An unusual account of a jester talking his way out of possible execution, following the regicide of his patron, the Abbasid Caliph Al-Mutawakkil (r. 847-61). Sir John Malcolm, travelling in the region about 1,000 years after the Caliph’s murder, tells us that:
This caliph was put to death in the year of the Hejirah 247, by some conspirators, who were headed by his son, Moutaher. He was murdered as he was drinking with his friends. His vizier, Futteh, seeing he could not defend his master, exclaimed, “O Mutawukel! I do not desire to survive thee!” and received from a conspirator the death he wished. Mutawukel had a jester, as all Asiatic princes have. This man, when he saw the work of death commence, crept into a corner: but when he observed the vizier’s fate, he rushed out, and, imitating his solemnity of manner, exclaimed, “O Mutawukel! I do most anxiously desire to survive thee!” The men of blood could not help smiling, and the wit escaped.

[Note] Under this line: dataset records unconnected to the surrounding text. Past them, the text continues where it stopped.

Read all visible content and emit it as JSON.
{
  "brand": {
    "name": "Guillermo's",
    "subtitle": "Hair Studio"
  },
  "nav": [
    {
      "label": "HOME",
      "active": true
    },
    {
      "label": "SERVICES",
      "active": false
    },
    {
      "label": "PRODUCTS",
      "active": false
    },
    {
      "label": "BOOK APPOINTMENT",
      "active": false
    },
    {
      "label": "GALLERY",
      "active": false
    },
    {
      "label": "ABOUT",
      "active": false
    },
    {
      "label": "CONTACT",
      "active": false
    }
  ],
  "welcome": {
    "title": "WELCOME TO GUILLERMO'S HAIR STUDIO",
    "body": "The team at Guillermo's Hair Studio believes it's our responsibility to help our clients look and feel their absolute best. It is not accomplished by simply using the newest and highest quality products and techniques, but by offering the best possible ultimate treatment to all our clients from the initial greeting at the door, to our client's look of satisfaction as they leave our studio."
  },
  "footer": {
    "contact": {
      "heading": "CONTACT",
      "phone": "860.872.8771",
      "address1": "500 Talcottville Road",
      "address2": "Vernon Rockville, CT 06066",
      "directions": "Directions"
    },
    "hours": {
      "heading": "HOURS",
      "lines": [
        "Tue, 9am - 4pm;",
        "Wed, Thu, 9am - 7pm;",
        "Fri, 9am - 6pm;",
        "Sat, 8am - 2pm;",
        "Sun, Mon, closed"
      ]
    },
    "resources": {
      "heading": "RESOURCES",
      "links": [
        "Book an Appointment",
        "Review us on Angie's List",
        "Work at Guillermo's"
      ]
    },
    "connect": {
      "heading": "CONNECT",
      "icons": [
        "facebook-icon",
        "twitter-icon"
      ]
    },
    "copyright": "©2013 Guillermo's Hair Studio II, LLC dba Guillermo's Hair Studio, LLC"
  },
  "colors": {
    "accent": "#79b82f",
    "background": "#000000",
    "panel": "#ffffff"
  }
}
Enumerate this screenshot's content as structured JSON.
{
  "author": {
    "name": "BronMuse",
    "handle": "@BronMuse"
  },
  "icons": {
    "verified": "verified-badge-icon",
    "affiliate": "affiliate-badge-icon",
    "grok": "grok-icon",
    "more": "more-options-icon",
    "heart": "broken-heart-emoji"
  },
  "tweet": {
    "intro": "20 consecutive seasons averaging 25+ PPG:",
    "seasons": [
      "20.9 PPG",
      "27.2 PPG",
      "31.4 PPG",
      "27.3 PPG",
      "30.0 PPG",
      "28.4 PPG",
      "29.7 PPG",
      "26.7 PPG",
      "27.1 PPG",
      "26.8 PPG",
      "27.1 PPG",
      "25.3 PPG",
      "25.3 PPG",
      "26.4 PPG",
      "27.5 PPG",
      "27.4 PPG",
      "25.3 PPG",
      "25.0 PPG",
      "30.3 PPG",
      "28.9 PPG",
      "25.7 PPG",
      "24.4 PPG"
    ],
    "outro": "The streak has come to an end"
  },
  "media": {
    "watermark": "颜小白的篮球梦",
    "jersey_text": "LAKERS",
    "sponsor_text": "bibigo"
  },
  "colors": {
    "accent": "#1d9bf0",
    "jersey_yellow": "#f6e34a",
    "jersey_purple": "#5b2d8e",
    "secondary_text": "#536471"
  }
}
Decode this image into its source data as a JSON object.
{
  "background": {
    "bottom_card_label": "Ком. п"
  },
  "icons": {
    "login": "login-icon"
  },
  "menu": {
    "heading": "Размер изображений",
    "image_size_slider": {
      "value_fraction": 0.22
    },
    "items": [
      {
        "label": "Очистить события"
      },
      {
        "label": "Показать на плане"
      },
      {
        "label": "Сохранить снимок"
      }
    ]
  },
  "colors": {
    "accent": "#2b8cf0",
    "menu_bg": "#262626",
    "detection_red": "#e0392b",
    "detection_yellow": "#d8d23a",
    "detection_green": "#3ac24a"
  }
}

Note: ‘Moutaher’ perhaps refers to the eldest son Al-Muntasir (r. 861-62) who was responsible for the murder of his father and briefly succeeded him as Abbasid Caliph. ‘Futteh’ perhaps refers to his secretary Al-Fatḥ ibn Khāqān (c. 817-861) who was assassinated immediately after the Caliph. These deductions follow some sleuthing on my part.
Malcolm provides us with insights and anecdotes concerning Persian jesters, with this story being the only one concerning an Arab monarch.